The international congress EPIA2024 awarded 'Carvalho_pt-gl', an innovative generative model of bilingual language for Galician and Portuguese designed at CiTIUS
A generative model capable of processing and generating content in Galician and Portuguese, developed by CiTIUS within the framework of the Nós Project, has just been awarded the 'Best Application Paper Award' at the international congress EPIA2024, marking a milestone for linguistic diversity in artificial intelligence.
The international congress on artificial intelligence EPIA2024, held between September 3 and 6 in the Portuguese town of Viana do Castelo, has just recognized with the Best Application Paper Award the article 'A Galician-Portuguese Generative Model'; a work led from the University of Santiago de Compostela by the researcher Pablo Gamallo within the framework of the Nós Project. financed by the Ministry of Culture, Language and Youth of the Xunta de Galicia and developed by CiTIUS and the Institute of the Galician Language of the USC (ILG). In it, the research team presents an innovative generative language model based on the Galician and Portuguese variants, which represents a significant advance in the integration of these languages in artificial intelligence models.
The model, known as Carvalho_pt-gl, is available for free download from the web, and has been specifically designed to process and generate content in Galician and European Portuguese, two closely related linguistic varieties, but little represented in current multilingual models. The research team, made up of experts from CiTIUS (University of Santiago de Compostela), the University of Évora, and the Universitat Pompeu Fabra, used a GPT architecture with 1,300 million parameters and more than 6,000 million words balanced between both languages. A challenge also framed within the ILENIA project (Promotion of Languages in Artificial Intelligence) within the PERTE 'New Economy of Language' financed by the Ministry for Digital Transformation and Public Service of the Government of Spain.
Pablo Gamallo explains that "the model was trained on the _Finisterrae III _ supercomputer of CESGA" -_Galician Supercomputing Center_-, "using a continuous pre-training strategy that has allowed a pre-existing multilingual model to be adapted, which helped a lot to overcome the data limitations that would have arisen if the training started from scratch". The head of Carvalho_pt-gl also highlights that "after evaluating the results obtained with standardized benchmarks" – a set of tests and references that are used to evaluate and compare the performance of language models – "we see that they show promising performance, while reinforcing the importance of promoting linguistic diversity in generative models."

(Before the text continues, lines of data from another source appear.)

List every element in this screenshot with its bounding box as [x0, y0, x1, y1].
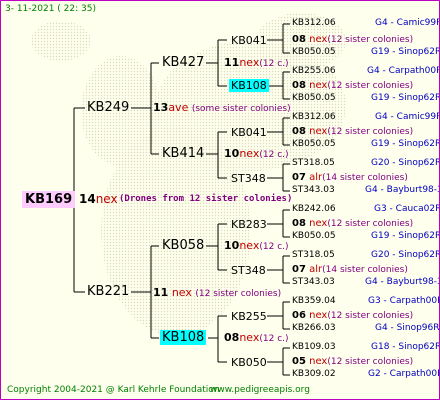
gen2-1-mating: 11nex(12 c.) — [224, 56, 289, 69]
gen3-e-mating: 08 nex(12 sister colonies) — [292, 218, 414, 229]
gen1-queen-top: KB249 — [87, 100, 130, 115]
root-queen-mark: 14 — [79, 192, 96, 206]
gen3-h-mating: 05 nex(12 sister colonies) — [292, 356, 414, 367]
gen4-queen: KB312.06 — [292, 112, 336, 122]
gen3-g-mating: 06 nex(12 sister colonies) — [292, 310, 414, 321]
gen4-queen: KB050.05 — [292, 231, 336, 241]
gen4-queen: ST318.05 — [292, 158, 335, 168]
gen4-queen: KB255.06 — [292, 66, 336, 76]
gen3-queen-a: KB041 — [231, 34, 267, 47]
website-link[interactable]: www.pedigreeapis.org — [210, 386, 310, 395]
gen3-queen-b: KB108 — [229, 79, 269, 92]
gen3-queen-e: KB283 — [231, 218, 267, 231]
gen3-b-mating: 08 nex(12 sister colonies) — [292, 80, 414, 91]
gen4-location: G3 - Cauca02R — [374, 204, 440, 214]
copyright-text: Copyright 2004-2021 @ Karl Kehrle Founda… — [7, 385, 220, 395]
gen1-queen-bottom: KB221 — [87, 284, 130, 299]
gen4-location: G19 - Sinop62R — [371, 93, 440, 103]
gen4-location: G19 - Sinop62R — [371, 47, 440, 57]
gen2-4-mating: 08nex(12 c.) — [224, 331, 289, 344]
gen4-queen: KB050.05 — [292, 93, 336, 103]
root-queen: KB169 — [22, 191, 76, 208]
gen3-d-mating: 07 alr(14 sister colonies) — [292, 172, 408, 183]
gen4-queen: KB109.03 — [292, 342, 336, 352]
gen3-queen-c: KB041 — [231, 126, 267, 139]
root-queen-name: KB169 — [22, 191, 76, 208]
gen3-queen-f: ST348 — [231, 264, 266, 277]
gen4-location: G20 - Sinop62R — [371, 158, 440, 168]
date-stamp: 3- 11-2021 ( 22: 35) — [5, 4, 96, 14]
root-queen-mating: 14nex — [79, 193, 118, 205]
gen2-queen-3: KB058 — [162, 238, 205, 253]
gen4-location: G4 - Camic99R — [375, 18, 440, 28]
gen2-queen-4: KB108 — [160, 330, 207, 345]
gen4-location: G4 - Carpath00R — [367, 66, 440, 76]
gen2-queen-2: KB414 — [162, 146, 205, 161]
gen4-queen: KB050.05 — [292, 139, 336, 149]
gen4-queen: ST343.03 — [292, 277, 335, 287]
gen4-location: G4 - Bayburt98-3 — [365, 277, 440, 287]
gen4-queen: KB309.02 — [292, 369, 336, 379]
gen3-queen-h: KB050 — [231, 356, 267, 369]
gen4-location: G18 - Sinop62R — [371, 342, 440, 352]
gen4-queen: KB359.04 — [292, 296, 336, 306]
gen3-a-mating: 08 nex(12 sister colonies) — [292, 34, 414, 45]
gen2-queen-1: KB427 — [162, 55, 205, 70]
gen3-c-mating: 08 nex(12 sister colonies) — [292, 126, 414, 137]
gen4-queen: KB312.06 — [292, 18, 336, 28]
gen4-queen: KB242.06 — [292, 204, 336, 214]
gen4-location: G4 - Bayburt98-3 — [365, 185, 440, 195]
gen4-location: G19 - Sinop62R — [371, 231, 440, 241]
gen4-location: G3 - Carpath00R — [368, 296, 440, 306]
gen3-f-mating: 07 alr(14 sister colonies) — [292, 264, 408, 275]
gen2-2-mating: 10nex(12 c.) — [224, 147, 289, 160]
gen4-location: G2 - Carpath00R — [368, 369, 440, 379]
gen4-queen: KB266.03 — [292, 323, 336, 333]
gen4-queen: ST343.03 — [292, 185, 335, 195]
gen4-queen: KB050.05 — [292, 47, 336, 57]
gen4-location: G4 - Sinop96R — [375, 323, 440, 333]
gen2-3-mating: 10nex(12 c.) — [224, 239, 289, 252]
gen3-queen-g: KB255 — [231, 310, 267, 323]
gen3-queen-d: ST348 — [231, 172, 266, 185]
gen4-location: G20 - Sinop62R — [371, 250, 440, 260]
gen4-location: G4 - Camic99R — [375, 112, 440, 122]
gen1-bottom-mating: 11 nex (12 sister colonies) — [153, 286, 282, 299]
root-drones-note: (Drones from 12 sister colonies) — [119, 194, 293, 204]
gen4-queen: ST318.05 — [292, 250, 335, 260]
gen4-location: G19 - Sinop62R — [371, 139, 440, 149]
pedigree-chart: 3- 11-2021 ( 22: 35) KB169 14nex (Drones… — [0, 0, 440, 400]
root-queen-type: nex — [95, 192, 118, 206]
gen1-top-mating: 13ave (some sister colonies) — [153, 101, 291, 114]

The awarding of the Best Application Paper Award at a conference of the magnitude of the EPIA2024 underlines the impact and relevance of this work in the artificial intelligence landscape. The article highlights the need to develop inclusive and multicultural technologies that respect linguistic diversity, providing innovative solutions for minority or underrepresented languages such as Galician and Portuguese.
Along with Pablo Gamallo, Pablo Rodríguez, Susana Sotelo, Silvia Paniagua, Daniel Bardanca, José Ramom Pichel and Senén Barro (CiTIUS, Proyecto Nós) also participated in the Carvalho_pt-gl team, as well as Daniel Santos, Nuno Miquelina, Daniela Schmidt, Víctor Nogueira and Paulo Quaresma (University of Évora), and Iria de-Dios-Flores, (Universitat Pompeu Fabra).
About EPIA
The EPIA meeting (Portuguese Meeting of Artificial Intelligence) is an international scientific congress that is held annually, and focuses its efforts on the latest advances and applications of artificial intelligence. Organized by the Portuguese Association for Artificial Intelligence (APPIA), the event brings together researchers and experts from around the world to share knowledge, discuss innovative research, and promote collaborations in various areas of AI. The 2024 edition took place from 3 to 6 September, consolidating itself as one of the most important meetings in the field in southern Europe.